As pessoas estão a tomar consciência que a vida urbana, para muitos de nós, nos últimos cinquenta anos se tem baseado em torno do trabalho, as deslocações para o escritório. Para muitos de nós, as nossas comunidades são os colegas de trabalho, passamos mais tempo com eles do que com as nossas famílias, nem conhecemos os nossos vizinhos na cidade!
As pessoas começaram a perceber, e a covid ajudou nisto, que há um certo valor no envolvimento com as comunidades locais. Por mais de uma década, tivemos a tecnologia disponível para possibilitar que trabalhássemos remotamente, para ser um nómada digital, mas não a usámos. É como ter um carro de luxo e estar preso no trânsito de Lisboa, e não poder passar dos 20 quilómetros por hora.
Começamos agora a perceber o potencial que esta tecnologia nos oferece, a possibilidade de recalibrar as nossas vidas em torno da comunidade, ao não limitar a comunidade ao local de trabalho. Isso só trará vantagens às localidades, vai quebrar a hegemonia e o controle dos grandes centros urbanos e, esperamos, que possa capacitar, inspirar e reanimar as áreas rurais. Ao longo dos últimos 50 anos, temos assistido a um forte êxodo, das áreas rurais para as cidades, agora talvez se inverta esta tendência. Confesso que sou uma dessas pessoas, que mudou para o campo para fugir da vida da cidade.

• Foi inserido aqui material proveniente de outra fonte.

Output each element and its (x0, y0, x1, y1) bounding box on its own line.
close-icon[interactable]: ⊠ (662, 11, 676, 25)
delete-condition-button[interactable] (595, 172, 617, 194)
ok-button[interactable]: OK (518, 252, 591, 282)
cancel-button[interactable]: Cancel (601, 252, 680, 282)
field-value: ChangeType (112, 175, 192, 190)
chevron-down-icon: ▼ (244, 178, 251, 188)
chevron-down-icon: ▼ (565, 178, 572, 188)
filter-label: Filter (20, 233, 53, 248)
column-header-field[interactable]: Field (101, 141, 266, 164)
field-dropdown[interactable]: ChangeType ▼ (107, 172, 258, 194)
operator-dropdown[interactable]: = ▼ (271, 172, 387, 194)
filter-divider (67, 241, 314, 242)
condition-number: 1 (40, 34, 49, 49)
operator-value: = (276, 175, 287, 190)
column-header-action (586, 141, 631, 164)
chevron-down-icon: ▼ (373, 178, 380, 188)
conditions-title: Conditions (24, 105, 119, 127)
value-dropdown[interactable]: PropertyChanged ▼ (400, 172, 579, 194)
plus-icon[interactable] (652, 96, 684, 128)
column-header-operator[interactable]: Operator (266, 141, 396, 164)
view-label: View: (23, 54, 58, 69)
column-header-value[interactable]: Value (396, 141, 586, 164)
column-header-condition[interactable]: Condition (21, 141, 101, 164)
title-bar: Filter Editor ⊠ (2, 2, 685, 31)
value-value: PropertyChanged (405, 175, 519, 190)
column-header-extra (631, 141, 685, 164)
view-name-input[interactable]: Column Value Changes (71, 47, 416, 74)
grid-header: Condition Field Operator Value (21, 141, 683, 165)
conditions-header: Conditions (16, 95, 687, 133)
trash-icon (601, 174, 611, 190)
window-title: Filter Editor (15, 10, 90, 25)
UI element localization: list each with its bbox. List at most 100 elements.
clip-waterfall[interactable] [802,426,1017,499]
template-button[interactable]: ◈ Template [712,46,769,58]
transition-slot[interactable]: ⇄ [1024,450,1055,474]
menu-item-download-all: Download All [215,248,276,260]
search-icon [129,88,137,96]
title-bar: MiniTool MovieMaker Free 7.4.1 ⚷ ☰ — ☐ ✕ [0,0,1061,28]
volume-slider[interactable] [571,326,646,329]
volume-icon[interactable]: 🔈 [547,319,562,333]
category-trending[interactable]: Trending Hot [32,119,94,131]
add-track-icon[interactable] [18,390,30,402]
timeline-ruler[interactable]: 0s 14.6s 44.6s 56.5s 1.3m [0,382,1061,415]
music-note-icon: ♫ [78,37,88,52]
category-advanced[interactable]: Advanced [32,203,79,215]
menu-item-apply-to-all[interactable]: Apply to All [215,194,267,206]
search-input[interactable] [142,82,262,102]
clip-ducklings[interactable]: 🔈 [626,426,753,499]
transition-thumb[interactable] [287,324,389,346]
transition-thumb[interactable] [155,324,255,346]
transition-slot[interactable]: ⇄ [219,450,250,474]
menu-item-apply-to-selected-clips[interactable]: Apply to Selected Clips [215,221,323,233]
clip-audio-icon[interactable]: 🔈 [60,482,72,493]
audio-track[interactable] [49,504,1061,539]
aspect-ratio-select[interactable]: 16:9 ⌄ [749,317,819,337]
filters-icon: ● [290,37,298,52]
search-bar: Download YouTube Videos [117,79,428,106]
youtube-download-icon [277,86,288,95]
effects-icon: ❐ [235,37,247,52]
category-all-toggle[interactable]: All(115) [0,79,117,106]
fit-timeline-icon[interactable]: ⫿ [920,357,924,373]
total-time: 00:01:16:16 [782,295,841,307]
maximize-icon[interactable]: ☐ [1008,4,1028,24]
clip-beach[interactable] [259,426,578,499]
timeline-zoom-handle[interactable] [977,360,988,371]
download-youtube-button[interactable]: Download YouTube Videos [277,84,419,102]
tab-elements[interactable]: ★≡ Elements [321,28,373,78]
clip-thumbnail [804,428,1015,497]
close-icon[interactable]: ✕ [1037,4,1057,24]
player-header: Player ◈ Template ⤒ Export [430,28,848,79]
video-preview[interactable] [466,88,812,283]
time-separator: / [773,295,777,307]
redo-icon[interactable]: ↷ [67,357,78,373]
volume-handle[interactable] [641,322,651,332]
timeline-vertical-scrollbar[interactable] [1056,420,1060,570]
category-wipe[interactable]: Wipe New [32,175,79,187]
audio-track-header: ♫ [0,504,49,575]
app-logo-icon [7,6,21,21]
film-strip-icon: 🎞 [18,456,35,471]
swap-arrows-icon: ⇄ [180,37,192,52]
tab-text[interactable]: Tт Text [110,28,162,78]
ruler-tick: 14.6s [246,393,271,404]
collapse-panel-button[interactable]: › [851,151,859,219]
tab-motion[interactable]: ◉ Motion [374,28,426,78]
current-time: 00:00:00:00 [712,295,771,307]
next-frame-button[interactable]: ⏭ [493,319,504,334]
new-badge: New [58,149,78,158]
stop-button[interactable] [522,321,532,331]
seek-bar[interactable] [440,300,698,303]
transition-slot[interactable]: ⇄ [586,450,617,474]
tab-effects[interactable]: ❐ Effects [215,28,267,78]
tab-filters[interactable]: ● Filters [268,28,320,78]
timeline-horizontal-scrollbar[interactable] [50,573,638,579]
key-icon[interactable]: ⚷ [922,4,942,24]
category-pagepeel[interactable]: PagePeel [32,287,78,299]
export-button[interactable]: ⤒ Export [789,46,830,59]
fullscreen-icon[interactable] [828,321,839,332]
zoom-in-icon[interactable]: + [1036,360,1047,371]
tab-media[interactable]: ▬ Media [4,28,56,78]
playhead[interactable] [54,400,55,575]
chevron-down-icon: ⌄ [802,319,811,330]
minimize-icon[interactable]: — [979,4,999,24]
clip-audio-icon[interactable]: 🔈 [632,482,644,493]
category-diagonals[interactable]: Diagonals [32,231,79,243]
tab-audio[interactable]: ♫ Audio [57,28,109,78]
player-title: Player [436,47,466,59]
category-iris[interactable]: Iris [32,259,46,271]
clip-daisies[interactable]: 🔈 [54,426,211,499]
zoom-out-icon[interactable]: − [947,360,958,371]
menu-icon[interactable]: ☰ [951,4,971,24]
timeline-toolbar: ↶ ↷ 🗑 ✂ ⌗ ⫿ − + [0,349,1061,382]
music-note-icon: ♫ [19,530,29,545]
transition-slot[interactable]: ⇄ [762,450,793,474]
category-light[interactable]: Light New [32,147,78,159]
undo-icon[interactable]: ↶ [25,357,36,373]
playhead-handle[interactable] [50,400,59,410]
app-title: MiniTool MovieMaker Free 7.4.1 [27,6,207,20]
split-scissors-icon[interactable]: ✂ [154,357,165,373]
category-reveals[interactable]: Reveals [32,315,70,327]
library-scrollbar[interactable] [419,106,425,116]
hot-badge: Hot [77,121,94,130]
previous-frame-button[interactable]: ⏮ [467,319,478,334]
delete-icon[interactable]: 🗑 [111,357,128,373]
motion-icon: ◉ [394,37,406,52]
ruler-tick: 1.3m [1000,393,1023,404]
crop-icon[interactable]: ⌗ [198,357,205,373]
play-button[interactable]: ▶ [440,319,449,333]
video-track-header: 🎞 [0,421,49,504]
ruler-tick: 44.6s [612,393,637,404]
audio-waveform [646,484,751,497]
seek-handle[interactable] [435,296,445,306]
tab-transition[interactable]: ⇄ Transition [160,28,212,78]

Li uma descrição que fez da sociedade, como trabalhadores workaholics. Não é demasiado generalista?
Não são todos, muitos de nós nem somos nada workaholics, porque os nossos empregos são demasiado aborrecidos. Fazemos o nosso trabalho e vamos para casa, onde passamos o tempo com o trabalho sem impacto, mas que nos dá satisfação: cozinhar. olhar pelas crianças ou até um hobby. As pessoas fazem muito trabalho depois de deixarem o emprego.
No entanto, há uma percentagem para quem o trabalho é absolutamente tudo. É um efeito potencialmente disruptivo nas nossas vidas, porque o trabalho colonizou todos os aspetos de nossas vidas e torna-se muito difícil gerir qualquer outra coisa.
Curiosamente, tendem a ser as pessoas nos sectores de negócios mais ricos que trabalham mais horas, 60 a 70 horas, em parte porque é assim que organizam as vidas e não conseguem imaginar viver de outra forma, vivemos numa sociedade que dificulta a ascensão. Mas, em última instância, não é saudável.
Falámos da diferença entre o capital e o valor do trabalho, as pessoas terem de trabalhar cada vez mais para alcançarem qualquer tipo de sonho, por vezes significa que trabalham muitas horas e acabam por sofrer, como resultado.